Refugees not welcome in the UK
Although recently ‘improved’, likely as a result of public and parliamentary pressure, the UK’s offer to Ukrainian refugees is pitiful. Where other countries have waived visa requirements, the UK has made the hoops smaller and the jumps higher.
The Ukraine Family Scheme allows applicants “to join family members or extend their stay in the UK”. Applications are subject to security checks, and in order to be to eligible, applicants must meet all the following criteria:
be applying to join or accompany your UK-based family member
be Ukrainian or an immediate family member of a Ukrainian national applying to the scheme
have been residing in Ukraine prior to 1 January 2022
Applications must be made online – not exactly easy when fleeing a war-torn country – and heaven help anyone who is ineligible.
Still, not to worry, I’m sure the news announced by the transport secretary, Grant Shapps, will prove an enormous relief to Ukrainians unfortunate enough to find themselves heading for Blighty. Shapps anounced that the UK is “making it easier for those fleeing conflict to travel to the UK”. It will no longer be necessary to take covid travel tests or to fill in passenger locator forms. So, only the complicated, limited eligibility visa application to worry about then. Phew!
A moral duty to act
The EU, by contrast, are welcoming victims of Russian aggression with open arms. An emergency plan will see Ukrainian refugees given the right to live and work in the EU for up to three years. Ukrainian citizens already have 90-day visa-free access, but a change in EU law will see their status secured after that three-month period expires.
“Protecting the people fleeing Putin’s bombs is not only an act of compassion in times of war”, said European Commission President Ursula von der Leyen, but it is “our moral duty as Europeans”.
Foreign Secretary Liz Truss agreed that “we have a moral duty to support Ukrainians forced to live in fear by Putin’s invasion”. It’s a shame – no, it’s a scandal – that the government’s idea of what that support looks like seems to involve keeping them off our island, if at all possible.
We have a moral duty to support Ukrainians forced to live in fear by Putin’s invasion of 🇺🇦
🇬🇧 has pledged £220m in aid to Ukraine. I told @UNReliefChief Martin Griffiths we’re right behind @UN’s Flash Appeal & will ensure safe aid routes. We must – and will – do more. pic.twitter.com/ZDXLGx3Gyq
— Liz Truss (@trussliz) March 1, 2022
The German example
For decades, many questioned how Hitler managed to gain such terrible power in Germany in the 1930s. How did the German people let it happen, they asked? Why wasn’t he stopped? We are not asking those questions now. We have witnessed far-right extremism taking over in our own backyard, and it was easier than we ever thought possible.
Brexit, and the toxic, anti-immigrant rhetoric of our Go Home Office, have opened our eyes to exactly how the far-right can steer a country so dangerously off track. Yet our government still tries to claim the moral high ground as they hypocritically criticise others. At a time when it is more important than ever to work closely with our neighbours and allies, the UK is looking increasingly isolated and misguided.

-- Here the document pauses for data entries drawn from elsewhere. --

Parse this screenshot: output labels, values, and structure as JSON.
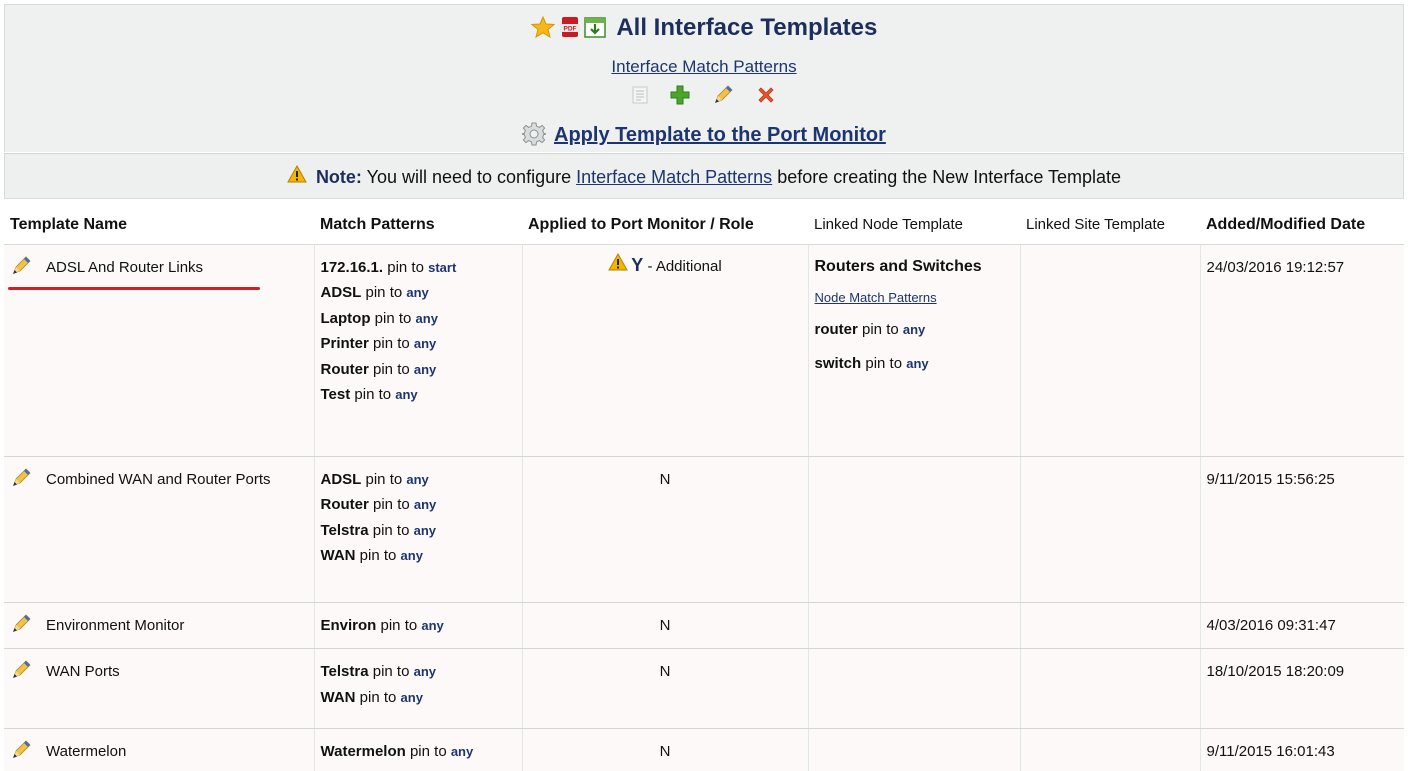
{
  "header": {
    "title": "All Interface Templates",
    "match_patterns_link": "Interface Match Patterns",
    "apply_link": "Apply Template to the Port Monitor",
    "icons": [
      "star-icon",
      "pdf-icon",
      "export-icon",
      "document-icon",
      "add-icon",
      "edit-icon",
      "delete-icon",
      "gear-icon"
    ]
  },
  "note": {
    "label": "Note:",
    "text_before": " You will need to configure ",
    "link": "Interface Match Patterns",
    "text_after": " before creating the New Interface Template"
  },
  "table": {
    "columns": [
      "Template Name",
      "Match Patterns",
      "Applied to Port Monitor / Role",
      "Linked Node Template",
      "Linked Site Template",
      "Added/Modified Date"
    ],
    "pin_to": " pin to ",
    "rows": [
      {
        "name": "ADSL And Router Links",
        "patterns": [
          {
            "word": "172.16.1.",
            "anchor": "start"
          },
          {
            "word": "ADSL",
            "anchor": "any"
          },
          {
            "word": "Laptop",
            "anchor": "any"
          },
          {
            "word": "Printer",
            "anchor": "any"
          },
          {
            "word": "Router",
            "anchor": "any"
          },
          {
            "word": "Test",
            "anchor": "any"
          }
        ],
        "applied": "Y",
        "role": " - Additional",
        "node_template": "Routers and Switches",
        "node_link": "Node Match Patterns",
        "node_patterns": [
          {
            "word": "router",
            "anchor": "any"
          },
          {
            "word": "switch",
            "anchor": "any"
          }
        ],
        "site_template": "",
        "date": "24/03/2016 19:12:57"
      },
      {
        "name": "Combined WAN and Router Ports",
        "patterns": [
          {
            "word": "ADSL",
            "anchor": "any"
          },
          {
            "word": "Router",
            "anchor": "any"
          },
          {
            "word": "Telstra",
            "anchor": "any"
          },
          {
            "word": "WAN",
            "anchor": "any"
          }
        ],
        "applied": "N",
        "date": "9/11/2015 15:56:25"
      },
      {
        "name": "Environment Monitor",
        "patterns": [
          {
            "word": "Environ",
            "anchor": "any"
          }
        ],
        "applied": "N",
        "date": "4/03/2016 09:31:47"
      },
      {
        "name": "WAN Ports",
        "patterns": [
          {
            "word": "Telstra",
            "anchor": "any"
          },
          {
            "word": "WAN",
            "anchor": "any"
          }
        ],
        "applied": "N",
        "date": "18/10/2015 18:20:09"
      },
      {
        "name": "Watermelon",
        "patterns": [
          {
            "word": "Watermelon",
            "anchor": "any"
          }
        ],
        "applied": "N",
        "date": "9/11/2015 16:01:43"
      }
    ]
  },
  "colors": {
    "header_bg": "#eff1f1",
    "row_bg": "#fdf9f9",
    "link": "#1c3570",
    "annotation_underline": "#d11f26"
  }
}
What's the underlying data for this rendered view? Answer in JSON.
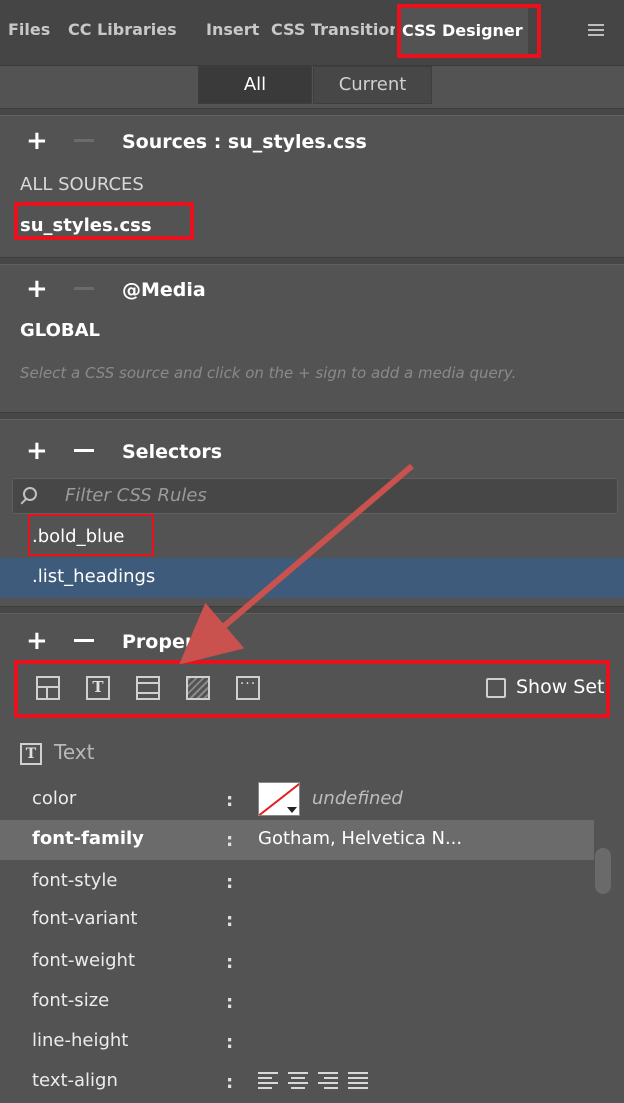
{
  "tabs": [
    {
      "label": "Files"
    },
    {
      "label": "CC Libraries"
    },
    {
      "label": "Insert"
    },
    {
      "label": "CSS Transitions"
    },
    {
      "label": "CSS Designer"
    }
  ],
  "view_toggle": {
    "all": "All",
    "current": "Current"
  },
  "sources": {
    "title": "Sources :  su_styles.css",
    "items": [
      "ALL SOURCES",
      "su_styles.css"
    ]
  },
  "media": {
    "title": "@Media",
    "global": "GLOBAL",
    "hint": "Select a CSS source and click on the + sign to add a media query."
  },
  "selectors": {
    "title": "Selectors",
    "filter_placeholder": "Filter CSS Rules",
    "items": [
      ".bold_blue",
      ".list_headings"
    ]
  },
  "properties": {
    "title": "Properties",
    "show_set_label": "Show Set",
    "category_text": "Text",
    "rows": [
      {
        "name": "color",
        "value": "undefined"
      },
      {
        "name": "font-family",
        "value": "Gotham, Helvetica N..."
      },
      {
        "name": "font-style",
        "value": ""
      },
      {
        "name": "font-variant",
        "value": ""
      },
      {
        "name": "font-weight",
        "value": ""
      },
      {
        "name": "font-size",
        "value": ""
      },
      {
        "name": "line-height",
        "value": ""
      },
      {
        "name": "text-align",
        "value": ""
      }
    ]
  },
  "colors": {
    "panel_bg": "#535353",
    "selected_row": "#3e5b7c",
    "highlight_row": "#6b6b6b",
    "annotation_red": "#e8111d",
    "arrow": "#c9524f"
  }
}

Germans paid a high price for the sins of the past, but they learned valuable lessons, which they grasped with both hands. Their attitude towards immigration has been to look at the many positives, not the negatives, and to do so with compassion and gusto.
The Germans have a special word with regard to immigration – ‘Willkommenskultur’. It means ‘welcoming culture’ and is a “German concept which designates firstly a positive attitude of politicians, businesses, educational institutions, sports clubs, civilians and institutions towards foreigners, including and often especially towards migrants”.
The UK don’t have a similar word, or a similar concept. The word for what they have in its place is unprintable.